Continuing what I said above, I think the biggest mistake is not paying attention to what is happening in front of you and relying too much on a recipe to tell you what you need to know. My staff used to always ask me how long to bake things and my answer always was, until it is done. Underbaked things or undercooked custards would drive me crazy. "But I cooked it for 18 minutes!" they would say Well, it may need 19 or 20 minutes today for a number of reasons - how many times was the oven door opened, and was there something else in there baking with it? Is it hot and humid today or cold and dry? There are so many factors you can't control, so you have to constantly adjust things as you go along and look at what your food is doing. A recipe is just a guideline.

3.  I understand you have lived in Italy…what has this brought to the art of what you do?

Well, I am Italian, and I grew up in an Italian household; my grandparents came from the same town in Calabria and my mother spent part of her childhood there. Everything I did and learned about cooking from childhood influenced me much more than the time I spent traveling and living in Italy. That was my basis.  My later travels were more of a validation and refinement of what I already knew and the way I already had lived.

4.  How does esthetics factor into the final product?  Looks or taste what’s more important to you?

I never begin conceptualizing a dessert by thinking about aesthetics. I begin thinking about what flavors and textures I want and the ingredients I want to feature. I think well-prepared food is naturally beautiful, so the visual part usually comes easy and is the last step for me.

5.  What kitchen tool(s) can’t you live without?

My wooden spoons and mixing bowls. With just those two things, you can do a lot. Cooks did almost everything with them at one point, before we had the walls of gadgets available now. I love my wooden spoons and use them more than anything else.

6.  What is your go to dessert for family/friends? 

If we have dessert, I usually make my creamy ricotta cheesecake more than anything else, because it is quick and easy and delicious. The flavors are pure and straightforward, and after a big meal it is nice to have something simple and sweet. I also make a lot of cookies, because they go a long way, and nothing makes people happier than a big plate piled high with cookies. Most Italians, including my family, enjoy fruit and cheese and nuts after dinner, and the all-important espresso, and in many cases we don't have a dessert after that, but a cookie to dunk is always welcomed.

7.   Are you working on a new cookbook? 

Yes, I am. It has been a long project that finally nearing completion, and it is a continuation of my love for Italy and Italian sweets. There's a lot in there about both my family experience and my travels. 

8.   Any kitchen disasters you’d want to share?

We've all had kitchen disasters, it is part of process. People shouldn't be ashamed or angry because it is through the disasters that you learn the most about how to cook. I've made more than a few wedding cakes, and they are always filled with potential disaster. I once had to deal with a cake that cracked and almost split in half during the transportation process. After that, I swore off them.

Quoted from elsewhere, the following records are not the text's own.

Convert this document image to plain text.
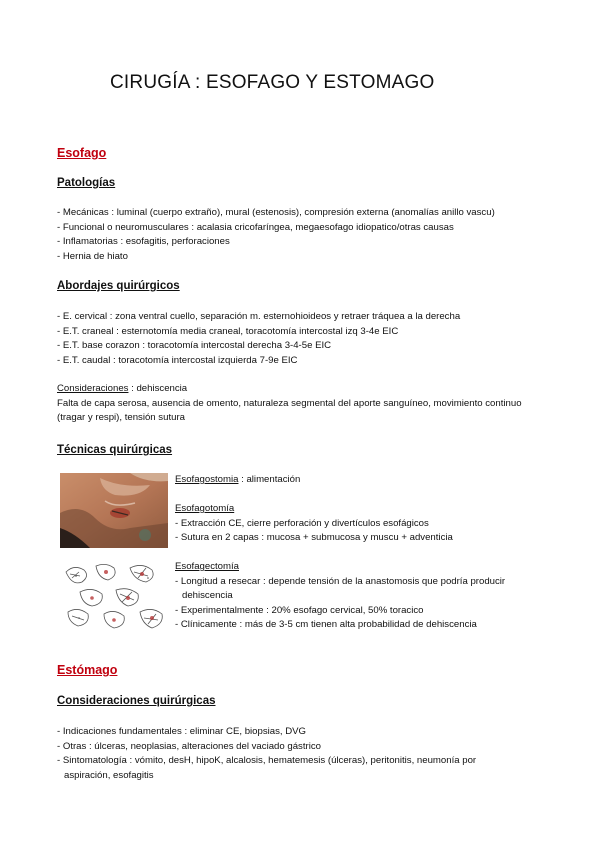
CIRUGÍA : ESOFAGO Y ESTOMAGO
Esofago
Patologías
- Mecánicas : luminal (cuerpo extraño), mural (estenosis), compresión externa (anomalías anillo vascu)
- Funcional o neuromusculares : acalasia cricofaríngea, megaesofago idiopatico/otras causas
- Inflamatorias : esofagitis, perforaciones
- Hernia de hiato
Abordajes quirúrgicos
- E. cervical : zona ventral cuello, separación m. esternohioideos y retraer tráquea a la derecha
- E.T. craneal : esternotomía media craneal, toracotomía intercostal izq 3-4e EIC
- E.T. base corazon : toracotomía intercostal derecha 3-4-5e EIC
- E.T. caudal : toracotomía intercostal izquierda 7-9e EIC
Consideraciones : dehiscencia
Falta de capa serosa, ausencia de omento, naturaleza segmental del aporte sanguíneo, movimiento continuo (tragar y respi), tensión sutura
Técnicas quirúrgicas
Esofagostomia : alimentación
Esofagotomía
- Extracción CE, cierre perforación y divertículos esofágicos
- Sutura en 2 capas : mucosa + submucosa y muscu + adventicia
Esofagectomía
- Longitud a resecar : depende tensión de la anastomosis que podría producir
dehiscencia
- Experimentalmente : 20% esofago cervical, 50% toracico
- Clínicamente : más de 3-5 cm tienen alta probabilidad de dehiscencia
Estómago
Consideraciones quirúrgicas
- Indicaciones fundamentales : eliminar CE, biopsias, DVG
- Otras : úlceras, neoplasias, alteraciones del vaciado gástrico
- Sintomatología : vómito, desH, hipoK, alcalosis, hematemesis (úlceras), peritonitis, neumonía por
aspiración, esofagitis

9.  How did you get started with pastries?

I never studied pastry formally in school. But when I needed a job, one was available in pastry so I took it. Simple as that. That was almost 20 years ago, and the explosion of the restaurant scene had not yet begun. If you were offered a job in a good kitchen, you took it. I had apprenticed at Chanterelle and then was blessed with an opportunity in pastry at Gramercy Tavern, and it obviously determined the course of my career.

10. Share an unknown fact about your kitchen

It is a tiny NYC apartment kitchen. Teeny tiny. I don't have enough space in my cabinets for all of my equipment, so I have it stashed everywhere - in clothes closets, trunks, baskets, bureau drawers and under my bed. I dream of someday having a nice, big kitchen with two wall ovens and a kitchen island, but I sure don't have that now!